SYRACUSE, N.Y. — CNY Central has explored the sound of Black Syracuse, from hip hop that gave a generation a voice to gospel and soul that built connection and community.
Now, in the final chapter of our Black History Month series, we look at how that same sound helped shape the woman now leading the city.
In January, Syracuse made history by swearing in Sharon Owens as its first Black mayor and second woman to hold the office. But long before city hall, campaigns, and public office, Owens says music was already shaping her.
“It’s interesting because even at the inauguration, most people came to me and said they felt something,” Owens said. “And that’s what music does. For me, starting it off with drums — the language of African culture — that meant something.”
READ MORE | Hip-hop in Syracuse: The builders, the voices and the community that carried it forward
The public inauguration at the Landmark Theatre opened with the African Drum Group, setting a tone rooted in heritage and tradition.
For Owens, that connection to music started in childhood.
“There was nothing you did that didn’t involve music,” she said. “Whether you were in church, at a family cookout, or somebody was playing music. Back then, it was a turntable or a radio. You had to wait for the radio to play your favorite song.”
She remembers Saturday mornings spent cleaning the house, a tradition in many Black households made easier with the sound of records playing in the background.
“You just turned on the record player and it seemed like it made everything go faster,” she said.
Owens proudly calls herself an “old school hip hop head,” pointing to pioneers like Kool Herc, Grandmaster Flash and the Furious Five, Run-DMC, and Big Daddy Kane.

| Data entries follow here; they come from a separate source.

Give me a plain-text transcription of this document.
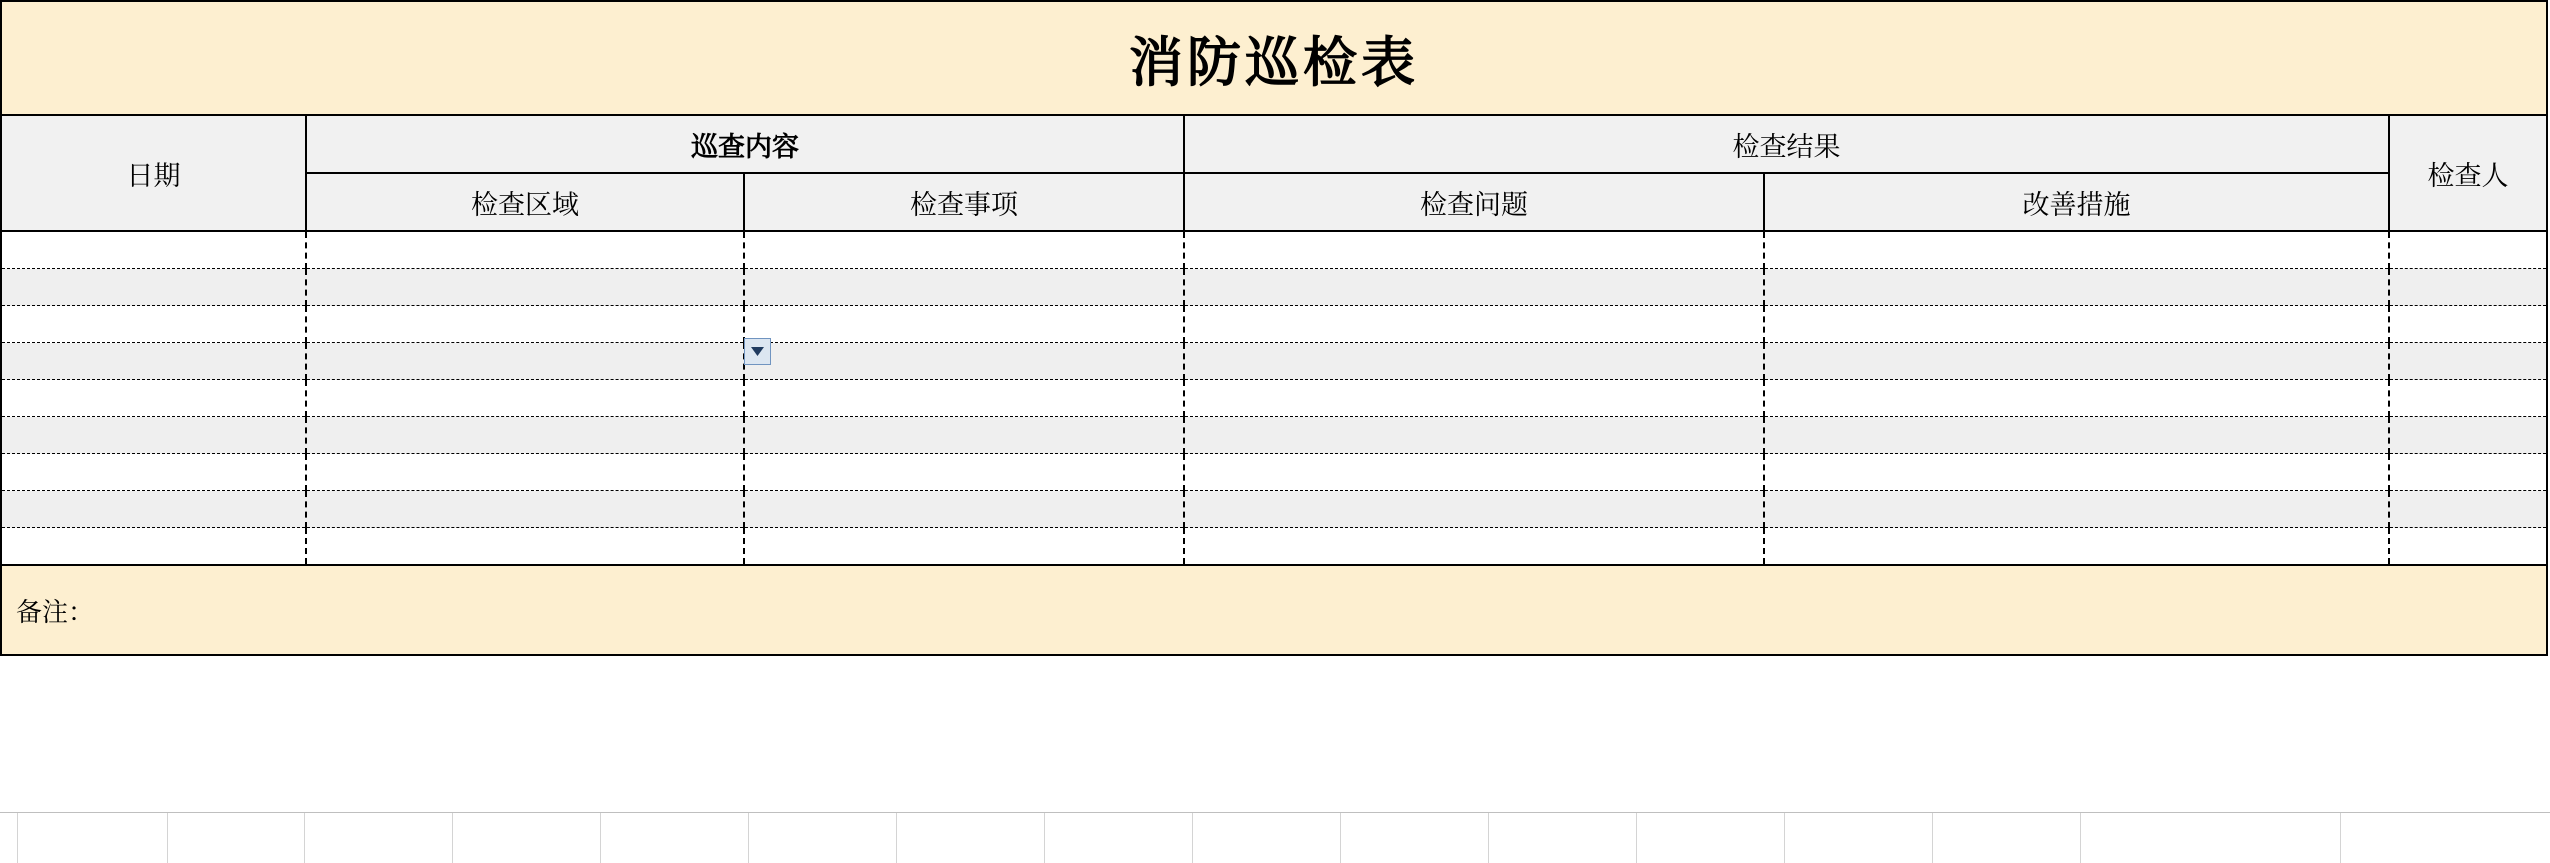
消防巡检表					
日期	巡查内容		检查结果		检查人
	检查区域	检查事项	检查问题	改善措施	

备注：					
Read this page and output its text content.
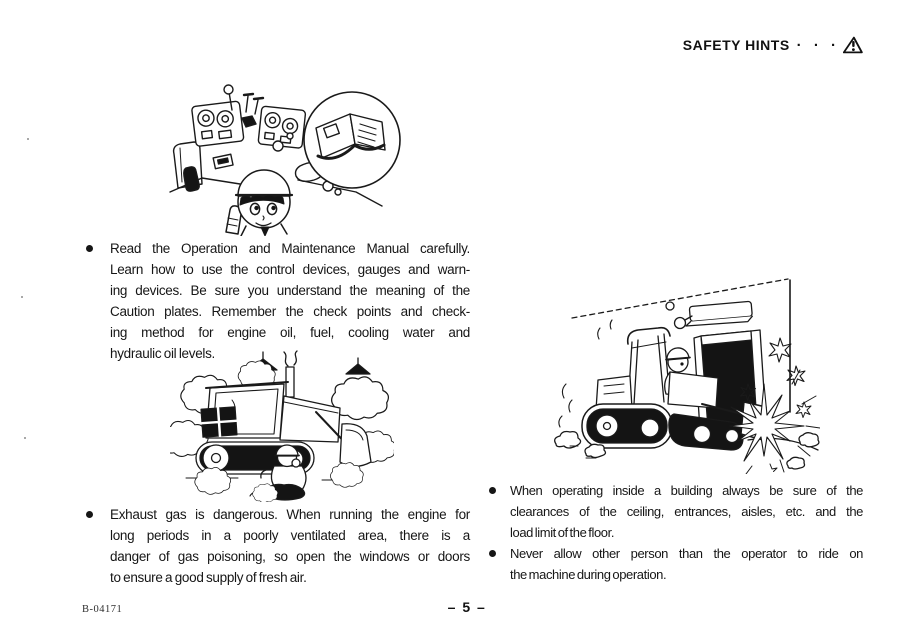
SAFETY HINTS · · ·
Read the Operation and Maintenance Manual carefully.
Learn how to use the control devices, gauges and warn-
ing devices. Be sure you understand the meaning of the
Caution plates. Remember the check points and check-
ing method for engine oil, fuel, cooling water and
hydraulic oil levels.
Exhaust gas is dangerous. When running the engine for
long periods in a poorly ventilated area, there is a
danger of gas poisoning, so open the windows or doors
to ensure a good supply of fresh air.
When operating inside a building always be sure of the
clearances of the ceiling, entrances, aisles, etc. and the
load limit of the floor.
Never allow other person than the operator to ride on
the machine during operation.
B-04171	– 5 –
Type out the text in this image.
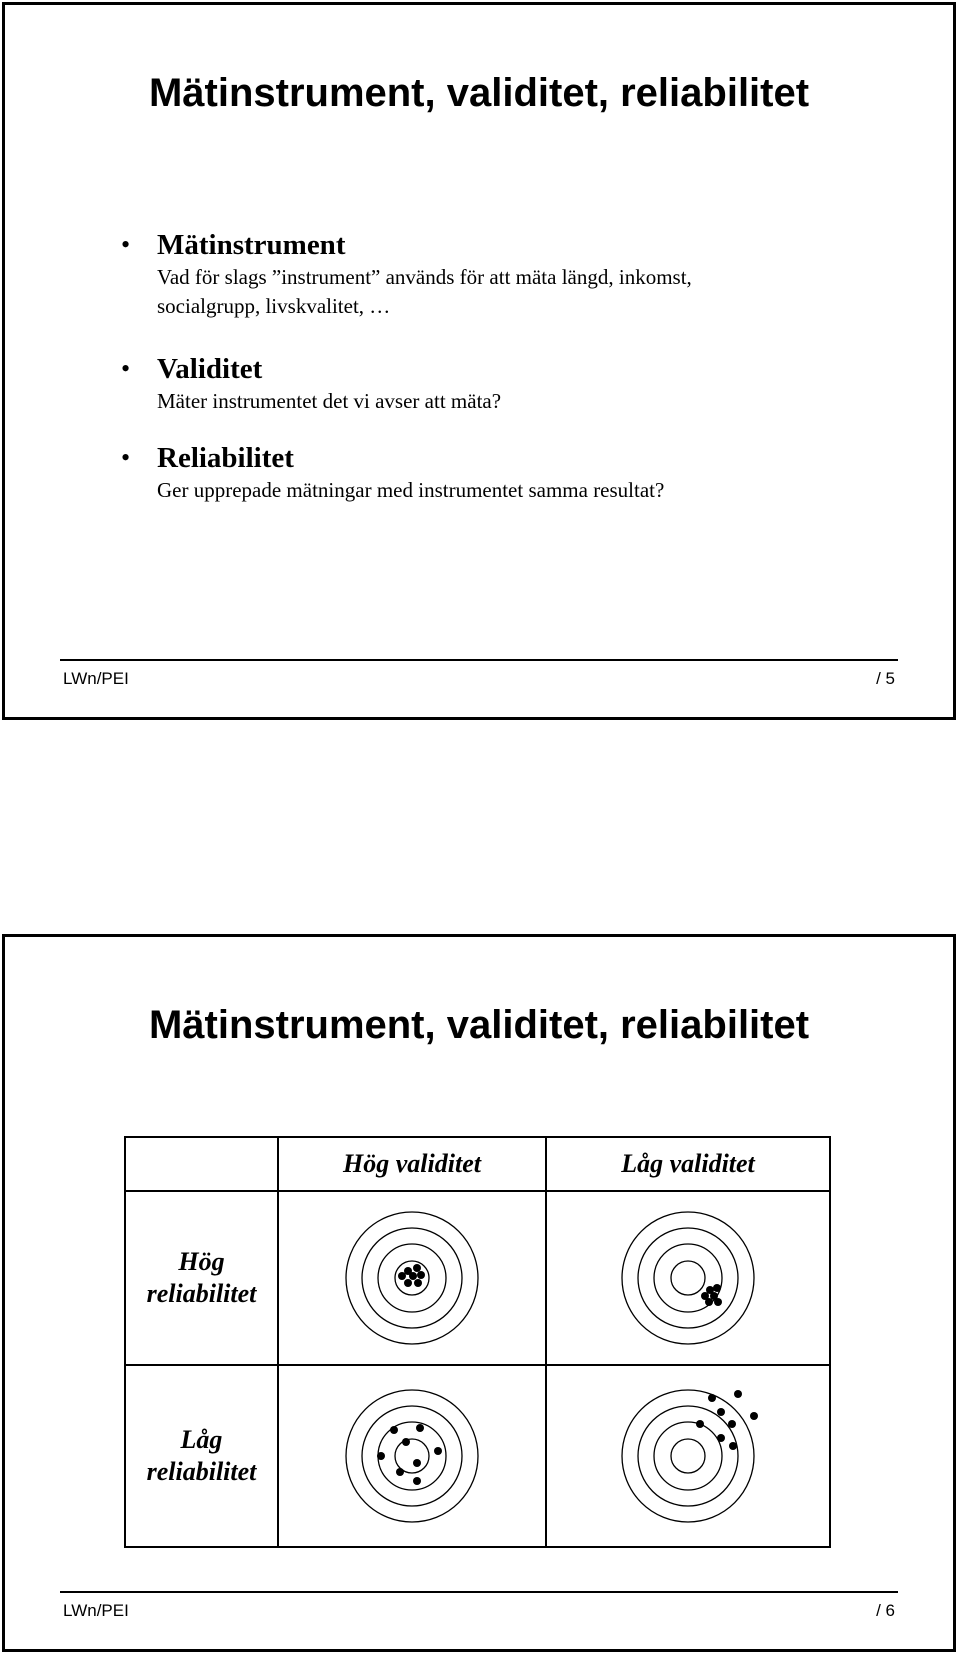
Mätinstrument, validitet, reliabilitet
• Mätinstrument
Vad för slags ”instrument” används för att mäta längd, inkomst, socialgrupp, livskvalitet, …
• Validitet
Mäter instrumentet det vi avser att mäta?
• Reliabilitet
Ger upprepade mätningar med instrumentet samma resultat?
LWn/PEI	/ 5
Mätinstrument, validitet, reliabilitet
	Hög validitet	Låg validitet
Hög reliabilitet	

Låg reliabilitet	

LWn/PEI	/ 6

“When I heard ‘The Message,’ I was like, ‘Whoa,’” she said. “All of those pioneers were trailblazing for a community that found this genre that nobody thought would last. And now you can’t turn on a commercial without hearing Snoop Dogg.”
READ MORE | Joyful noise: How gospel, soul, and funk helped shape Syracuse’s Black community
But for Owens, music is more than nostalgia. It’s generational.
She recalls listening to songs with her daughter, recognizing samples from classic R&B only for her own mother to trace those same sounds back to the blues.
“It’s repurposed and built upon for each generation,” Owens said. “As long as you give credit and residual to the originator, sampling is a compliment.”
Her playlist today reflects that evolution, gospel, 80s and 90s R&B, new jack swing, hip hop, and house music. She first discovered house music while attending Syracuse University as a track and field athlete — a time she says helped shape her sense of community and belonging.
Music, she says, has always followed her, even into public service.
“Anytime I’m anywhere, someone will say, ‘Is that the Deputy Mayor dancing out there?’” Owens said with a laugh. “Oh yes. I’ll be out on the dance floor.”
Owens smiled and sang a few lines of Mary J. Blige’s “Just Fine,” calling it her “Auntie anthem.”
“Music is a huge part of who I am,” she said.
Owens, who is also a pastor, says the gospel remains central in her life. She admits that at times, staff outside her office can hear music playing inside.
“If I need to feel encouraged, I may play some gospel,” she said.
For Owens, the importance of music goes beyond personal preference. It is historical.
“You have to know your history,” she said. “And that history includes the music that got us through slavery, through the Jim Crow era, through the Civil Rights Movement. Marching was accompanied by music and people singing, ‘We ain’t gonna let nobody turn us around.’”
That sound, she says, continues to carry forward.
The sound of Syracuse did not just entertain a community, it carried it, strengthened it, and shaped it.
And in this case, it helped shape its first Black mayor.